The rule is reiterated in American Can Company v. McCanless, 183 Tenn. 491, 501, 193 S.W.2d 86, 90, as follows:
"* * * It is well settled that the sovereign is not included in the general language of a statute, unless specifically mentioned. `We recognize the rule of construction that leaves the sovereign not included in, but, so to speak, withdrawn from, the general language of a statute or Constitution, unless specifically mentioned.'" (Citing cases.)
And finally in Davidson County v. Harmon, 200 Tenn. 575, 581, 292 S.W.2d 777, 779, as follows:
"The sovereign (State of Tennessee) is not bound by a statute unless it be expressly stated in the statute that the sovereign is to be bound. All the cases, insofar as we can determine, are to his effect." (Citing numerous cases.)

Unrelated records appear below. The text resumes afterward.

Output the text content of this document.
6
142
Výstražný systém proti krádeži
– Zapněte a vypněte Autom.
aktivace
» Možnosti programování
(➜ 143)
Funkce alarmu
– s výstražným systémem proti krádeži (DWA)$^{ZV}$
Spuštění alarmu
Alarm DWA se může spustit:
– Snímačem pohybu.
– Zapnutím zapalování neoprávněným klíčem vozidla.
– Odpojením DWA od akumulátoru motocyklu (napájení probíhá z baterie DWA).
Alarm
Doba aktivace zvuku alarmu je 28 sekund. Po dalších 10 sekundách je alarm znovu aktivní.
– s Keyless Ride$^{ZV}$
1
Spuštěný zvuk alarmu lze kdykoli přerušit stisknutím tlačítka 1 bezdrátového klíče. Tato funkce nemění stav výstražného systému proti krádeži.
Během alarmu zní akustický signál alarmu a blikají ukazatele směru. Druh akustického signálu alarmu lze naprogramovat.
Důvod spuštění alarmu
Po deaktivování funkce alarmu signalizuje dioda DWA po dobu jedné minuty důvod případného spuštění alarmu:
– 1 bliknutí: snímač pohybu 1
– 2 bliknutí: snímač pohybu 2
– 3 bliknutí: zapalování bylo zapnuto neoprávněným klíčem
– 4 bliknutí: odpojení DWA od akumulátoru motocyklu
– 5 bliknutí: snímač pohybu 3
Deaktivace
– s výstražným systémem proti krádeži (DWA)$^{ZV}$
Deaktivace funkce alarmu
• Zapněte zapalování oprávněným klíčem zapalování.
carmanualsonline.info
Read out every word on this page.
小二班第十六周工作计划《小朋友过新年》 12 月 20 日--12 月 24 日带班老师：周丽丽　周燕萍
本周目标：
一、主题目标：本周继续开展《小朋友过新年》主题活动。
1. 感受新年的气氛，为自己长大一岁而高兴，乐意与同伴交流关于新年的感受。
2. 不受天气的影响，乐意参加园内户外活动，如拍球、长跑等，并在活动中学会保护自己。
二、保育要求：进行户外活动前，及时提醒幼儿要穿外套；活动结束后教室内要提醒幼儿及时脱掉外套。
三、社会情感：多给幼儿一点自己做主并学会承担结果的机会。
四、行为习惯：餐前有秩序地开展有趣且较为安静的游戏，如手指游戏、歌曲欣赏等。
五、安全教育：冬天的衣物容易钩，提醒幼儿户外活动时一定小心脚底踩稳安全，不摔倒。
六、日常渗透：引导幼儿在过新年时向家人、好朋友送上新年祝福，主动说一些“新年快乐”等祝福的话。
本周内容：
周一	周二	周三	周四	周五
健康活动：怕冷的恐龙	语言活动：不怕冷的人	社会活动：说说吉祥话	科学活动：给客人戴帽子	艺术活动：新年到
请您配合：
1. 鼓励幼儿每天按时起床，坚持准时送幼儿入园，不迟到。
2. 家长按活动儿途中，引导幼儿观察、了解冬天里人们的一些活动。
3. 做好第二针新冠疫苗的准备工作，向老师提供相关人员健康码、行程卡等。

Such being the law, this Court has no choice other than to hold the appellant liable, as did the Chancellor, under the mandate of Section 67-4320, T.C.A. providing that any person who commences his business after July 1, 1937 shall pay each month to the State for the remainder of the fiscal year the amount owed by the person according to the formula therein stated for the exercise of the privilege in question.
The requirement that the appellant so pay is not double taxation within the sense of this statute. Southern Continental Telephone Company, a Delaware Corporation, is one person who paid the tax for the exercise of this privilege and then ceased to do business. Appellant, General Telephone Company of the Southeast, a Virginia Corporation, is a different person. Each was required to pay for its exercise of the privilege involved, to the extent, and in the manner, hereinbefore stated.
*877 Since the conclusion herein reached is decisive of the case, it is unnecessary to consider whether Section 1-303, T.C.A. entitled "Conflicts within Code" and State ex rel. v. Safeley, Chairman et al., 172 Tenn. 385, 390, 391, 112 S.W.2d 831, likewise require the decision stated, but, as a matter of interest, the attention of solicitors is called thereto.
The decree of the Chancellor will be affirmed in all respects with costs adjudged accordingly.